AFS ambulance drivers with two Italian children, one holding a box of chewing gum on February 4, 1944. Photograph by Loftus B. Cuddy, Jr. RG2/001, AFS World War II Photographic Collection. This image cannot be reproduced outside the guidelines of United States Fair Use (17 U.S.C., Section 107) without advance permission from the AFS Archives.

The Allied forces in World War II launched an amphibious landing in the areas of Anzio and Nettuno on January 22, 1944, against German forces during the Italian Campaign in what’s referred to as “Operation Shingle.” Despite the initial and successful element of surprise, the Allies were unable to quickly consolidate and send reinforcements for an offensive attack, and the Battle of Anzio against the Axis powers dragged into the summer months. Two American Field Service (AFS) ambulance sections of D Platoon, 485 Company, were assigned to take part in the amphibious landing. The drivers practiced loading and unloading ambulances from tank landing ships and waterproofing their ambulances prior to the operation. The sections were joined by additional AFS ambulance drivers after landing and throughout the ensuing battle, all helping to evacuate the high number of casualties.

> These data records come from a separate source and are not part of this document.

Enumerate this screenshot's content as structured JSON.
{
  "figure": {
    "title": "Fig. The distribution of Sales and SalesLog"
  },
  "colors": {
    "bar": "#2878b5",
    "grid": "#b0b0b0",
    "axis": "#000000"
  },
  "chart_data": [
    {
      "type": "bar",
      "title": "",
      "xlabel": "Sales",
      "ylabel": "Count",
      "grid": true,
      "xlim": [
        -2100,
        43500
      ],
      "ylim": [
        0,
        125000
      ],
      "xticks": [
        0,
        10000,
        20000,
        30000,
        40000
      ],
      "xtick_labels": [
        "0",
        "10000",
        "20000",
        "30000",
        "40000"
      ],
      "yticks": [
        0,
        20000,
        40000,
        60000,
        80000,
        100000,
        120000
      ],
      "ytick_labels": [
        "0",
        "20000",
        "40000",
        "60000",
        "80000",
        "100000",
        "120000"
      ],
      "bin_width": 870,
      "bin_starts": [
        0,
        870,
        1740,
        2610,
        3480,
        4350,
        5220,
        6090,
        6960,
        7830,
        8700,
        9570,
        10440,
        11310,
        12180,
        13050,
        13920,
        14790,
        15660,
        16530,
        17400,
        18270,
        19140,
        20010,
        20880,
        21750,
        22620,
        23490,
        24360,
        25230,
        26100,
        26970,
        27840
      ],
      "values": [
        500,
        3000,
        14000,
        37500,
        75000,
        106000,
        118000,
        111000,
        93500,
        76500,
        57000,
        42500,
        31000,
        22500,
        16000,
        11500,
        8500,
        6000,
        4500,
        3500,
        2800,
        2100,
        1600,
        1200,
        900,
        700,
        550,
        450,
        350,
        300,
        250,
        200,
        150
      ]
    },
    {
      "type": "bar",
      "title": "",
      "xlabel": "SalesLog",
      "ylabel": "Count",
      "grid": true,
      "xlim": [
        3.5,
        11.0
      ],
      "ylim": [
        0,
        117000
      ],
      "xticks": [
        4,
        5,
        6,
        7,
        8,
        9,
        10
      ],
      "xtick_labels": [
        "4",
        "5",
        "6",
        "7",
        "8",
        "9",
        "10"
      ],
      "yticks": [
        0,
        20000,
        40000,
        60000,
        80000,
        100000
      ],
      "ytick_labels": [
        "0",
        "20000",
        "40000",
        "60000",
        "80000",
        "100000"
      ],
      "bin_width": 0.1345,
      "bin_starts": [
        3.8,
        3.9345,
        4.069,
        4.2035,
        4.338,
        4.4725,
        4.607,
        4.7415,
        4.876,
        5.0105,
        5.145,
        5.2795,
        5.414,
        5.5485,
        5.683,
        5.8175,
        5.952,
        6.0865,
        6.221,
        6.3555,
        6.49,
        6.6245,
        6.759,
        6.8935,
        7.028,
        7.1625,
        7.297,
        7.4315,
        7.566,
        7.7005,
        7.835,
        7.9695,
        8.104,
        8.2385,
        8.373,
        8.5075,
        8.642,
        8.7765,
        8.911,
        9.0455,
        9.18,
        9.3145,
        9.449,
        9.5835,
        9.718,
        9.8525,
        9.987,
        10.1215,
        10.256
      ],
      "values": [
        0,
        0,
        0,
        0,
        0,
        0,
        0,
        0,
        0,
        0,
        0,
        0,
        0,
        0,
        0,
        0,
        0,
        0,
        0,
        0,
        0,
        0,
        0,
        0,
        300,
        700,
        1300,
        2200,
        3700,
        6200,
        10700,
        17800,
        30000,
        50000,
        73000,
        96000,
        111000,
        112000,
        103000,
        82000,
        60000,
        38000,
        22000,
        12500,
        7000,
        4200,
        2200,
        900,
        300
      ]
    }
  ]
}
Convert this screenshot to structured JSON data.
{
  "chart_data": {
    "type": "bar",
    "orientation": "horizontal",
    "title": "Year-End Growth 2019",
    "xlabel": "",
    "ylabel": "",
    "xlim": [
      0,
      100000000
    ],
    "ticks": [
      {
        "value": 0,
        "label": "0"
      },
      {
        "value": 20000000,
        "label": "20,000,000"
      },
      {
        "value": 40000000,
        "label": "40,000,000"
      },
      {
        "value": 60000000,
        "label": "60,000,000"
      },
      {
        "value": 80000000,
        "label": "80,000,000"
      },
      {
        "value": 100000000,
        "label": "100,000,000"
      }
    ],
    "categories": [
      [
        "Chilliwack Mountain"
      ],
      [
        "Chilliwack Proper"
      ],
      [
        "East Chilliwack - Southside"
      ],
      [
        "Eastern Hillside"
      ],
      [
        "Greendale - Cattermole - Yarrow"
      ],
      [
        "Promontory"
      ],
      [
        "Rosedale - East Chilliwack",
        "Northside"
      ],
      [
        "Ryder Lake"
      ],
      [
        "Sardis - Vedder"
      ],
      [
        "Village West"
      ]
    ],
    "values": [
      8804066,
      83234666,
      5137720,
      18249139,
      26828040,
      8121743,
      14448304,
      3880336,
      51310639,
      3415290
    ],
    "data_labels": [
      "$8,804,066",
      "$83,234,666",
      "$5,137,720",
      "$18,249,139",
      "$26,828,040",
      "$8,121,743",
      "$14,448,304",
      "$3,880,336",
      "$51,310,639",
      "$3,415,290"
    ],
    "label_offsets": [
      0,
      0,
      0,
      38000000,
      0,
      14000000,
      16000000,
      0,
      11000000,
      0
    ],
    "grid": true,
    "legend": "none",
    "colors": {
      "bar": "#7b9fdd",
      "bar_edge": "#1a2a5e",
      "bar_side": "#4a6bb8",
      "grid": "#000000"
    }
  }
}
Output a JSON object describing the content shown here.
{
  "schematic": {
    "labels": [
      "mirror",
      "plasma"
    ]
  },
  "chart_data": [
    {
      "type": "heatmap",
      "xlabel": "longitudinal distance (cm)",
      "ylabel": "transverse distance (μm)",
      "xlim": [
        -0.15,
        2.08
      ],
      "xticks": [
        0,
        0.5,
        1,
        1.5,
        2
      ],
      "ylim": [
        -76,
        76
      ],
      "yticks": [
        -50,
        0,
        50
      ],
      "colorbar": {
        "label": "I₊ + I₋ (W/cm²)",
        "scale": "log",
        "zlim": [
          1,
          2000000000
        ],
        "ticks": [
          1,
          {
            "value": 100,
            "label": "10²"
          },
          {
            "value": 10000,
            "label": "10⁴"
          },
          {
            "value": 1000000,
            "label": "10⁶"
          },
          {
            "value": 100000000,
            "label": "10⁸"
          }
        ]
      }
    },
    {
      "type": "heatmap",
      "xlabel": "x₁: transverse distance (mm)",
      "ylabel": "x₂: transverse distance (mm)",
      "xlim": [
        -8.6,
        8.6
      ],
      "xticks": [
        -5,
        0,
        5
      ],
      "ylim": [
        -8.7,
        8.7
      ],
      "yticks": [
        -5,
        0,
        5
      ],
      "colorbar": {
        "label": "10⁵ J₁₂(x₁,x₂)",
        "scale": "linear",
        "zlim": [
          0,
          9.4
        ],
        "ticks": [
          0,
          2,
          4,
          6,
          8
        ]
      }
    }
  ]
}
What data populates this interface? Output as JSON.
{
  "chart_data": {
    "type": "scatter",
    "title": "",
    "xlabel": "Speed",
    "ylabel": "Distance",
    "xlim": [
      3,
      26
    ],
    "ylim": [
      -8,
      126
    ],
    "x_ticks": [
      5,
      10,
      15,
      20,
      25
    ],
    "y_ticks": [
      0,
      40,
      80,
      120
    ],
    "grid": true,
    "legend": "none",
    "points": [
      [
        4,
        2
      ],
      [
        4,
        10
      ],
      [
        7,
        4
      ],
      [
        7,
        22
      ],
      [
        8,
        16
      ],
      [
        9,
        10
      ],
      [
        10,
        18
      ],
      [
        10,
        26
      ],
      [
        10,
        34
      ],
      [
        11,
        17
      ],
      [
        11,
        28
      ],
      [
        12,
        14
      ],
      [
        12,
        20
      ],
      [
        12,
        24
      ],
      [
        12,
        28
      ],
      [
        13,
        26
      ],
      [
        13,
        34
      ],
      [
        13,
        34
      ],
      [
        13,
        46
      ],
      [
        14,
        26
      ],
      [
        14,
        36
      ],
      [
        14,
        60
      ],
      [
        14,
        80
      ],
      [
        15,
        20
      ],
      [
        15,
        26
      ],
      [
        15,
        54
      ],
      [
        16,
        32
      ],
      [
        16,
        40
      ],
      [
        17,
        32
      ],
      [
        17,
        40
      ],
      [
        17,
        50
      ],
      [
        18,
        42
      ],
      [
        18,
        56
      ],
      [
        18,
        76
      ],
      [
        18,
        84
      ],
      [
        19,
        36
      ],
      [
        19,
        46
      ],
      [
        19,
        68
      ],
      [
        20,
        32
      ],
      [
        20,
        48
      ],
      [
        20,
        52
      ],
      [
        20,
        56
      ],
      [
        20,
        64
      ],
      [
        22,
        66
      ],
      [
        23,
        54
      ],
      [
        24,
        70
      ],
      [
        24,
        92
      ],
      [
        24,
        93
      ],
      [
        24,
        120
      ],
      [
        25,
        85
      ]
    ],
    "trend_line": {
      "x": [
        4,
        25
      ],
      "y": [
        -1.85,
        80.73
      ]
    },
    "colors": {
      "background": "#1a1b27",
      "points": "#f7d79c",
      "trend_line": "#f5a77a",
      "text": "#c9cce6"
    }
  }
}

The photograph depicted above features two Italian children, one holding a box of chewing gum given to him by AFS ambulance drivers Bernie Curley and Richard Decatur. The photograph was taken by fellow ambulance driver Loftus B. Cuddy, Jr. near the beachhead established in Anzio. The two children were found wandering along the beachhead, and were later taken to a safe camp where civilians who were caught in the invasion of Anzio waited until they could be evacuated.